Zum ukrainischen Nationalfeiertag warnt die Internationale Gesellschaft für Menschenrechte vor dramatischen Folgen eines russischen Sieges. IGFM-Sprecher Valerio Krüger malt ein düsteres Bild: Das ukrainische Volk könnte völlig verschwinden.
Ein Volk in Gefahr
Ausgerechnet zum Nationalfeiertag der Ukraine am Sonntag schlägt die Internationale Gesellschaft für Menschenrechte (IGFM) Alarm. Die Warnung ist dramatisch: Sollte Russland den Krieg gewinnen, droht der völlige Verlust der ukrainischen Identität.
„In der Ukraine begeht Russland schwerste Verbrechen an Millionen Menschen“, wie Valerio Krüger, Sprecher der IGFM, gegenüber der deutschen Katholischen Nachrichten-Agentur (KNA) erklärte. Seine Aussagen zeichnen ein erschütterndes Bild der Situation in den besetzten Gebieten.
Babys als Druckmittel
Besonders perfide sind die Methoden in den Entbindungsstationen der besetzten Gebiete. Wie Krüger berichtet, werden Müttern mit der Wegnahme ihrer Neugeborenen gedroht, sollten die Eltern keine russische Staatsbürgerschaft besitzen. Ein System des Terrors, das bereits bei den Jüngsten ansetzt.

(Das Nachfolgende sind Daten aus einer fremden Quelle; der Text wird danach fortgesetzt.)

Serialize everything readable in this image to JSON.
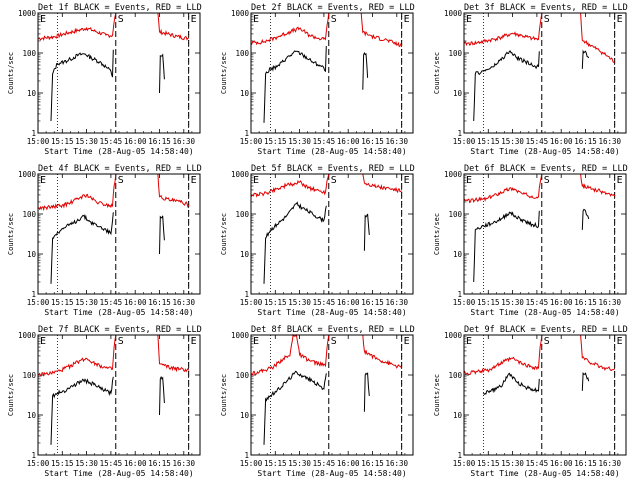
{
  "figure": {
    "panel_titles": [
      "Det 1f BLACK = Events, RED = LLD",
      "Det 2f BLACK = Events, RED = LLD",
      "Det 3f BLACK = Events, RED = LLD",
      "Det 4f BLACK = Events, RED = LLD",
      "Det 5f BLACK = Events, RED = LLD",
      "Det 6f BLACK = Events, RED = LLD",
      "Det 7f BLACK = Events, RED = LLD",
      "Det 8f BLACK = Events, RED = LLD",
      "Det 9f BLACK = Events, RED = LLD"
    ],
    "ylabel": "Counts/sec",
    "xlabel": "Start Time (28-Aug-05 14:58:40)",
    "x_tick_labels": [
      "15:00",
      "15:15",
      "15:30",
      "15:45",
      "16:00",
      "16:15",
      "16:30"
    ],
    "y_tick_labels": [
      "1",
      "10",
      "100",
      "1000"
    ],
    "event_markers": [
      "E",
      "S",
      "E"
    ]
  },
  "colors": {
    "events": "#000000",
    "lld": "#e00000"
  },
  "chart_data": {
    "type": "line",
    "layout": "3x3 grid",
    "y_scale": "log",
    "ylim": [
      1,
      1000
    ],
    "x_units": "minutes after 15:00 (28-Aug-05)",
    "xlim": [
      0,
      100
    ],
    "reference_lines": {
      "dotted": [
        12,
        93
      ],
      "dashed": [
        48,
        93
      ]
    },
    "series_meaning": {
      "black": "Events",
      "red": "LLD"
    },
    "panels": [
      {
        "red": [
          [
            0,
            230
          ],
          [
            10,
            255
          ],
          [
            20,
            330
          ],
          [
            25,
            370
          ],
          [
            30,
            420
          ],
          [
            36,
            340
          ],
          [
            42,
            280
          ],
          [
            46,
            275
          ],
          [
            47,
            600
          ],
          [
            48,
            1000
          ],
          [
            null,
            null
          ],
          [
            74,
            1000
          ],
          [
            75,
            340
          ],
          [
            80,
            300
          ],
          [
            86,
            260
          ],
          [
            93,
            230
          ]
        ],
        "black": [
          [
            8,
            2
          ],
          [
            9,
            30
          ],
          [
            12,
            55
          ],
          [
            16,
            60
          ],
          [
            20,
            70
          ],
          [
            25,
            90
          ],
          [
            29,
            95
          ],
          [
            33,
            75
          ],
          [
            38,
            60
          ],
          [
            42,
            45
          ],
          [
            45,
            35
          ],
          [
            46,
            25
          ],
          [
            46.5,
            120
          ],
          [
            null,
            null
          ],
          [
            75,
            10
          ],
          [
            75.5,
            85
          ],
          [
            77,
            90
          ],
          [
            78,
            22
          ]
        ]
      },
      {
        "red": [
          [
            0,
            180
          ],
          [
            8,
            190
          ],
          [
            16,
            250
          ],
          [
            24,
            340
          ],
          [
            30,
            410
          ],
          [
            36,
            280
          ],
          [
            42,
            230
          ],
          [
            46,
            220
          ],
          [
            47,
            500
          ],
          [
            48,
            1000
          ],
          [
            null,
            null
          ],
          [
            68,
            1000
          ],
          [
            69,
            330
          ],
          [
            76,
            250
          ],
          [
            84,
            210
          ],
          [
            93,
            150
          ]
        ],
        "black": [
          [
            8,
            1.8
          ],
          [
            9,
            30
          ],
          [
            12,
            40
          ],
          [
            16,
            45
          ],
          [
            22,
            75
          ],
          [
            28,
            110
          ],
          [
            32,
            90
          ],
          [
            38,
            60
          ],
          [
            42,
            50
          ],
          [
            45,
            42
          ],
          [
            46,
            35
          ],
          [
            46.5,
            150
          ],
          [
            null,
            null
          ],
          [
            69,
            12
          ],
          [
            69.5,
            90
          ],
          [
            71,
            95
          ],
          [
            72,
            24
          ]
        ]
      },
      {
        "red": [
          [
            0,
            170
          ],
          [
            8,
            180
          ],
          [
            16,
            210
          ],
          [
            22,
            240
          ],
          [
            30,
            310
          ],
          [
            36,
            270
          ],
          [
            42,
            230
          ],
          [
            46,
            220
          ],
          [
            47,
            500
          ],
          [
            48,
            1000
          ],
          [
            null,
            null
          ],
          [
            72,
            1000
          ],
          [
            73,
            210
          ],
          [
            80,
            140
          ],
          [
            86,
            100
          ],
          [
            93,
            60
          ]
        ],
        "black": [
          [
            6,
            2
          ],
          [
            7,
            30
          ],
          [
            12,
            35
          ],
          [
            18,
            45
          ],
          [
            24,
            75
          ],
          [
            28,
            110
          ],
          [
            32,
            80
          ],
          [
            38,
            60
          ],
          [
            42,
            50
          ],
          [
            46,
            45
          ],
          [
            46.5,
            110
          ],
          [
            null,
            null
          ],
          [
            73,
            40
          ],
          [
            73.5,
            110
          ],
          [
            75,
            110
          ],
          [
            77,
            75
          ]
        ]
      },
      {
        "red": [
          [
            0,
            140
          ],
          [
            8,
            150
          ],
          [
            14,
            160
          ],
          [
            20,
            190
          ],
          [
            26,
            260
          ],
          [
            30,
            300
          ],
          [
            36,
            200
          ],
          [
            42,
            170
          ],
          [
            46,
            160
          ],
          [
            47,
            500
          ],
          [
            48,
            1000
          ],
          [
            null,
            null
          ],
          [
            74,
            1000
          ],
          [
            75,
            270
          ],
          [
            82,
            220
          ],
          [
            88,
            200
          ],
          [
            93,
            170
          ]
        ],
        "black": [
          [
            8,
            1.8
          ],
          [
            9,
            25
          ],
          [
            12,
            35
          ],
          [
            16,
            45
          ],
          [
            22,
            60
          ],
          [
            28,
            90
          ],
          [
            32,
            65
          ],
          [
            38,
            48
          ],
          [
            42,
            40
          ],
          [
            45,
            32
          ],
          [
            46.5,
            110
          ],
          [
            null,
            null
          ],
          [
            75,
            10
          ],
          [
            75.5,
            85
          ],
          [
            77,
            90
          ],
          [
            78,
            22
          ]
        ]
      },
      {
        "red": [
          [
            0,
            300
          ],
          [
            8,
            320
          ],
          [
            16,
            430
          ],
          [
            22,
            520
          ],
          [
            26,
            560
          ],
          [
            30,
            620
          ],
          [
            36,
            450
          ],
          [
            42,
            380
          ],
          [
            46,
            350
          ],
          [
            47,
            700
          ],
          [
            48,
            1000
          ],
          [
            null,
            null
          ],
          [
            69,
            1000
          ],
          [
            70,
            600
          ],
          [
            78,
            480
          ],
          [
            86,
            420
          ],
          [
            93,
            380
          ]
        ],
        "black": [
          [
            8,
            1.8
          ],
          [
            9,
            25
          ],
          [
            12,
            40
          ],
          [
            16,
            55
          ],
          [
            22,
            90
          ],
          [
            28,
            180
          ],
          [
            32,
            140
          ],
          [
            38,
            100
          ],
          [
            42,
            80
          ],
          [
            45,
            70
          ],
          [
            46.5,
            160
          ],
          [
            null,
            null
          ],
          [
            70,
            12
          ],
          [
            70.5,
            90
          ],
          [
            72,
            100
          ],
          [
            73,
            30
          ]
        ]
      },
      {
        "red": [
          [
            0,
            210
          ],
          [
            8,
            225
          ],
          [
            14,
            240
          ],
          [
            20,
            310
          ],
          [
            26,
            400
          ],
          [
            30,
            440
          ],
          [
            36,
            320
          ],
          [
            42,
            280
          ],
          [
            46,
            270
          ],
          [
            47,
            600
          ],
          [
            48,
            1000
          ],
          [
            null,
            null
          ],
          [
            72,
            1000
          ],
          [
            73,
            500
          ],
          [
            80,
            420
          ],
          [
            86,
            350
          ],
          [
            93,
            280
          ]
        ],
        "black": [
          [
            6,
            2
          ],
          [
            7,
            40
          ],
          [
            12,
            50
          ],
          [
            18,
            60
          ],
          [
            24,
            80
          ],
          [
            28,
            110
          ],
          [
            32,
            85
          ],
          [
            38,
            65
          ],
          [
            42,
            55
          ],
          [
            46,
            50
          ],
          [
            46.5,
            120
          ],
          [
            null,
            null
          ],
          [
            73,
            40
          ],
          [
            73.5,
            120
          ],
          [
            75,
            120
          ],
          [
            77,
            75
          ]
        ]
      },
      {
        "red": [
          [
            0,
            100
          ],
          [
            8,
            110
          ],
          [
            14,
            130
          ],
          [
            20,
            170
          ],
          [
            26,
            230
          ],
          [
            30,
            260
          ],
          [
            36,
            190
          ],
          [
            42,
            150
          ],
          [
            46,
            140
          ],
          [
            47,
            500
          ],
          [
            48,
            1000
          ],
          [
            null,
            null
          ],
          [
            74,
            1000
          ],
          [
            75,
            190
          ],
          [
            82,
            150
          ],
          [
            88,
            140
          ],
          [
            93,
            130
          ]
        ],
        "black": [
          [
            8,
            1.8
          ],
          [
            9,
            30
          ],
          [
            12,
            35
          ],
          [
            16,
            40
          ],
          [
            22,
            55
          ],
          [
            28,
            75
          ],
          [
            32,
            65
          ],
          [
            38,
            48
          ],
          [
            42,
            40
          ],
          [
            45,
            35
          ],
          [
            46.5,
            90
          ],
          [
            null,
            null
          ],
          [
            75,
            10
          ],
          [
            75.5,
            80
          ],
          [
            77,
            85
          ],
          [
            78,
            20
          ]
        ]
      },
      {
        "red": [
          [
            0,
            110
          ],
          [
            8,
            130
          ],
          [
            14,
            160
          ],
          [
            20,
            260
          ],
          [
            24,
            300
          ],
          [
            26,
            1000
          ],
          [
            28,
            1000
          ],
          [
            30,
            320
          ],
          [
            36,
            230
          ],
          [
            42,
            190
          ],
          [
            46,
            170
          ],
          [
            47,
            500
          ],
          [
            48,
            1000
          ],
          [
            null,
            null
          ],
          [
            69,
            1000
          ],
          [
            70,
            400
          ],
          [
            78,
            250
          ],
          [
            86,
            190
          ],
          [
            93,
            150
          ]
        ],
        "black": [
          [
            8,
            1.8
          ],
          [
            9,
            25
          ],
          [
            12,
            30
          ],
          [
            16,
            40
          ],
          [
            22,
            70
          ],
          [
            28,
            120
          ],
          [
            32,
            95
          ],
          [
            38,
            70
          ],
          [
            42,
            55
          ],
          [
            45,
            45
          ],
          [
            46.5,
            110
          ],
          [
            null,
            null
          ],
          [
            70,
            12
          ],
          [
            70.5,
            100
          ],
          [
            72,
            110
          ],
          [
            73,
            30
          ]
        ]
      },
      {
        "red": [
          [
            0,
            110
          ],
          [
            8,
            120
          ],
          [
            14,
            130
          ],
          [
            20,
            170
          ],
          [
            26,
            230
          ],
          [
            30,
            260
          ],
          [
            36,
            190
          ],
          [
            42,
            160
          ],
          [
            46,
            150
          ],
          [
            47,
            500
          ],
          [
            48,
            1000
          ],
          [
            null,
            null
          ],
          [
            72,
            1000
          ],
          [
            73,
            270
          ],
          [
            80,
            190
          ],
          [
            86,
            150
          ],
          [
            93,
            140
          ]
        ],
        "black": [
          [
            12,
            35
          ],
          [
            16,
            40
          ],
          [
            20,
            45
          ],
          [
            24,
            60
          ],
          [
            28,
            110
          ],
          [
            32,
            70
          ],
          [
            38,
            50
          ],
          [
            42,
            45
          ],
          [
            46,
            40
          ],
          [
            46.5,
            80
          ],
          [
            null,
            null
          ],
          [
            73,
            40
          ],
          [
            73.5,
            110
          ],
          [
            75,
            110
          ],
          [
            77,
            70
          ]
        ]
      }
    ]
  }
}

Diese Praktiken sind Teil einer systematischen Kampagne zur Auslöschung der ukrainischen Identität. Seit Anfang 2025 werden laut Krüger alle Menschen ohne russischen Pass zu Ausländern erklärt und können ausgewiesen werden.
Indoktrination in Schulen
Bereits in den Klassenzimmern beginnt die Gehirnwäsche. Ukrainische Kinder müssen im Rahmen der Schulaktivität „Briefe an Soldaten“ russischen Armeeangehörigen für deren Dienst und vermeintliches Heldentum danken, wie die IGFM dokumentiert.
In den Schulbüchern wird die Existenz der Ukraine komplett verleugnet. Stattdessen wird der Propaganda-Slogan „Ihr seid die zukünftigen Verteidiger unseres Vaterlands, Russlands!“ verwendet. Eine systematische Umerziehung, die an die dunkelsten Kapitel der Geschichte erinnert.
Leben ohne Rechte
Wer keinen russischen Pass besitzt, wird zum Menschen zweiter Klasse degradiert. Ukrainer in den besetzten Gebieten müssen sich einer sogenannten „Filtration“ unterziehen – ohne diese ist kein russischer Pass zu erhalten.
Die Konsequenzen sind drastisch: Als Ausländer können Ukrainer kein russisches Bankkonto führen und haben keinen Zugang zur Gesundheitsversorgung. Ein System der totalen Ausgrenzung, das zum Verschwinden der ukrainischen Identität führen soll.
Forderungen an Europa
Krüger warnt eindringlich vor einer möglichen Ausweitung des Krieges auf EU-Territorium. „Nur ein entschiedenes und starkes Europa kann dies verhindern“, betonte er gegenüber der KNA.
Die IGFM fordert den sofortigen Abzug aller russischen Truppen vom ukrainischen Territorium und die Freilassung aller verschleppten Ukrainer. Zudem müsse das Rote Kreuz Zugang zu allen russischen Haftorten erhalten.
Milliarden für den Wiederaufbau
Eine zentrale Forderung betrifft die rund 200 Milliarden Euro aus russischen Quellen, die im Rahmen von Sanktionen eingefroren wurden. Diese müssten komplett für den ukrainischen Wiederaufbau und die Rehabilitation von Opfern verwendet werden, so Krüger.
Die Warnung der IGFM zum ukrainischen Nationalfeiertag macht deutlich: Es geht nicht nur um territoriale Integrität, sondern um das Überleben eines ganzen Volkes und seiner Kultur. Ein Kampf gegen das Vergessen, der weit über die Grenzen der Ukraine hinausreicht.